Banksy Uses Steve Jobs Artwork To Highlight Refugee Crisis (Guardian)

Banksy has revealed a new artwork, sprayed on a wall in the Calais refugee camp called “the Jungle”, intended to address negative attitudes towards the thousands of people living there. The work depicts the late Steve Jobs, the founder of Apple, with a black bin bag thrown over one shoulder and an original Apple computer in his hand. The work is a pointed reference to Jobs’s background as the son of a Syrian migrant who went to America after the second world war. In a rare statement accompanying the work, Banksy said: “We’re often led to believe migration is a drain on the country’s resources but Steve Jobs was the son of a Syrian migrant. Apple is the world’s most profitable company, it pays over $7bn (£4.6bn) a year in taxes – and it only exists because they allowed in a young man from Homs.”
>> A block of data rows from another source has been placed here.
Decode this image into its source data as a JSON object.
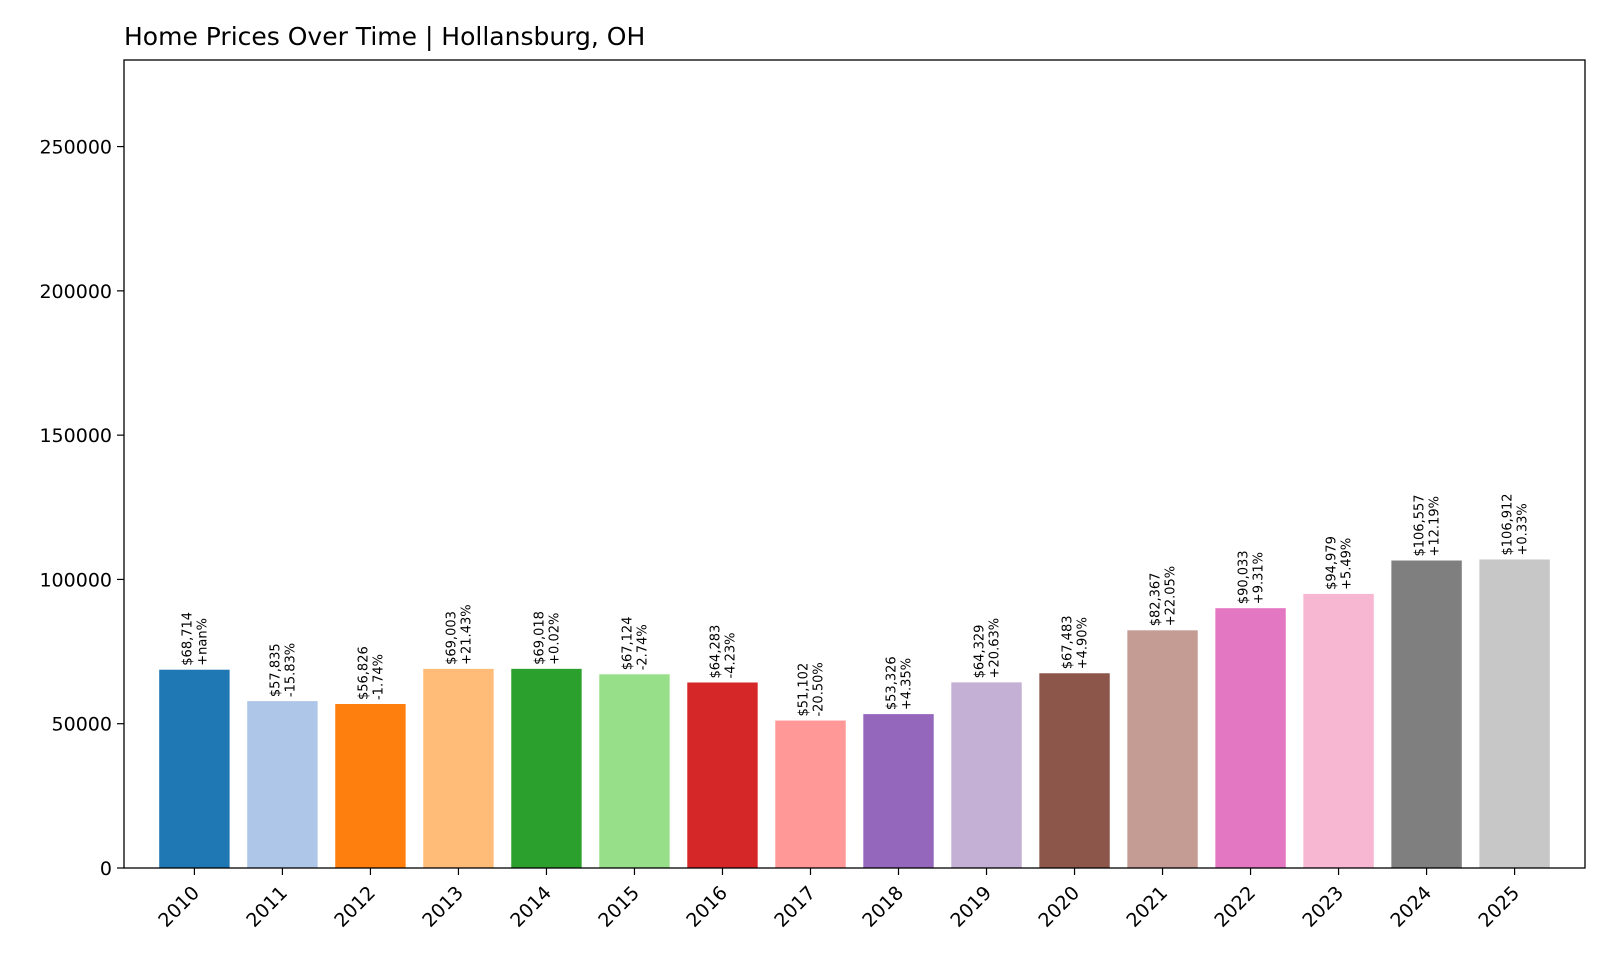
{
  "chart_data": {
    "type": "bar",
    "title": "Home Prices Over Time | Hollansburg, OH",
    "xlabel": "",
    "ylabel": "",
    "ylim": [
      0,
      280000
    ],
    "yticks": [
      0,
      50000,
      100000,
      150000,
      200000,
      250000
    ],
    "ytick_labels": [
      "0",
      "50000",
      "100000",
      "150000",
      "200000",
      "250000"
    ],
    "grid": false,
    "legend": false,
    "categories": [
      "2010",
      "2011",
      "2012",
      "2013",
      "2014",
      "2015",
      "2016",
      "2017",
      "2018",
      "2019",
      "2020",
      "2021",
      "2022",
      "2023",
      "2024",
      "2025"
    ],
    "values": [
      68714,
      57835,
      56826,
      69003,
      69018,
      67124,
      64283,
      51102,
      53326,
      64329,
      67483,
      82367,
      90033,
      94979,
      106557,
      106912
    ],
    "price_labels": [
      "$68,714",
      "$57,835",
      "$56,826",
      "$69,003",
      "$69,018",
      "$67,124",
      "$64,283",
      "$51,102",
      "$53,326",
      "$64,329",
      "$67,483",
      "$82,367",
      "$90,033",
      "$94,979",
      "$106,557",
      "$106,912"
    ],
    "change_labels": [
      "+nan%",
      "-15.83%",
      "-1.74%",
      "+21.43%",
      "+0.02%",
      "-2.74%",
      "-4.23%",
      "-20.50%",
      "+4.35%",
      "+20.63%",
      "+4.90%",
      "+22.05%",
      "+9.31%",
      "+5.49%",
      "+12.19%",
      "+0.33%"
    ],
    "colors": [
      "#1f77b4",
      "#aec7e8",
      "#ff7f0e",
      "#ffbb78",
      "#2ca02c",
      "#98df8a",
      "#d62728",
      "#ff9896",
      "#9467bd",
      "#c5b0d5",
      "#8c564b",
      "#c49c94",
      "#e377c2",
      "#f7b6d2",
      "#7f7f7f",
      "#c7c7c7"
    ]
  }
}
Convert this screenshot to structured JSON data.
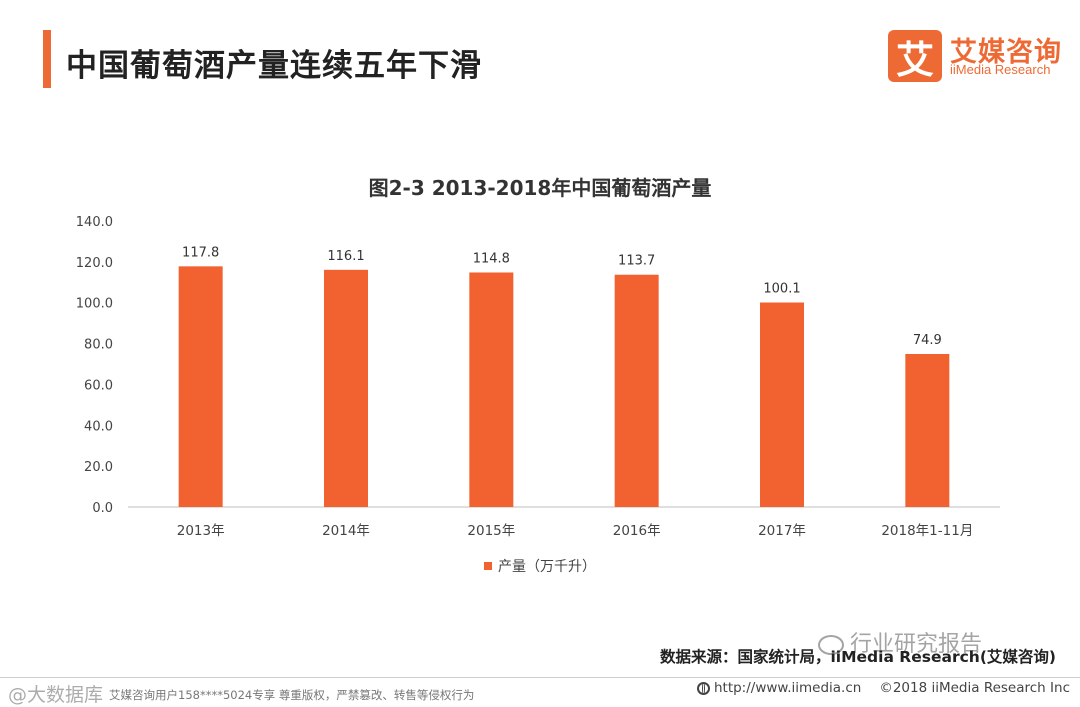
{
  "header": {
    "title": "中国葡萄酒产量连续五年下滑"
  },
  "logo": {
    "mark": "艾",
    "name_cn": "艾媒咨询",
    "name_en": "iiMedia Research"
  },
  "chart_data": {
    "type": "bar",
    "title": "图2-3 2013-2018年中国葡萄酒产量",
    "categories": [
      "2013年",
      "2014年",
      "2015年",
      "2016年",
      "2017年",
      "2018年1-11月"
    ],
    "series": [
      {
        "name": "产量（万千升）",
        "values": [
          117.8,
          116.1,
          114.8,
          113.7,
          100.1,
          74.9
        ],
        "color": "#F26130"
      }
    ],
    "value_labels": [
      "117.8",
      "116.1",
      "114.8",
      "113.7",
      "100.1",
      "74.9"
    ],
    "yticks": [
      "0.0",
      "20.0",
      "40.0",
      "60.0",
      "80.0",
      "100.0",
      "120.0",
      "140.0"
    ],
    "ylim": [
      0,
      140
    ],
    "xlabel": "",
    "ylabel": "",
    "legend_position": "bottom-center",
    "grid": false
  },
  "source": "数据来源：国家统计局，iiMedia Research(艾媒咨询)",
  "watermark": {
    "channel": "行业研究报告",
    "corner": "@大数据库"
  },
  "footer": {
    "notice": "艾媒咨询用户158****5024专享 尊重版权，严禁篡改、转售等侵权行为",
    "url": "http://www.iimedia.cn",
    "copyright": "©2018  iiMedia Research  Inc"
  }
}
The graffiti is one of a series of works Banksy has created in response to the refugee crisis. During his trip to Calais, the artist covered several walls across the French port with related graffiti, including a riff on Theodore Gericault’s Raft of the Medusa, featuring a luxury yacht. This summer, his temporary “bemusement” park in Weston-Super-Mare featured an installation of boats filled with bodies. On the closing night of Dismaland, Banksy also invited Pussy Riot to debut their song criticising the global failure to help the migrants entering Europe. Since the park closed in September, the artist has been shipping leftover infrastructure from Dismaland to help build emergency housing for the 7,000 migrants, mainly from Syria, Eritrea and Afghanistan, now living on the site of a former rubbish tip in Calais.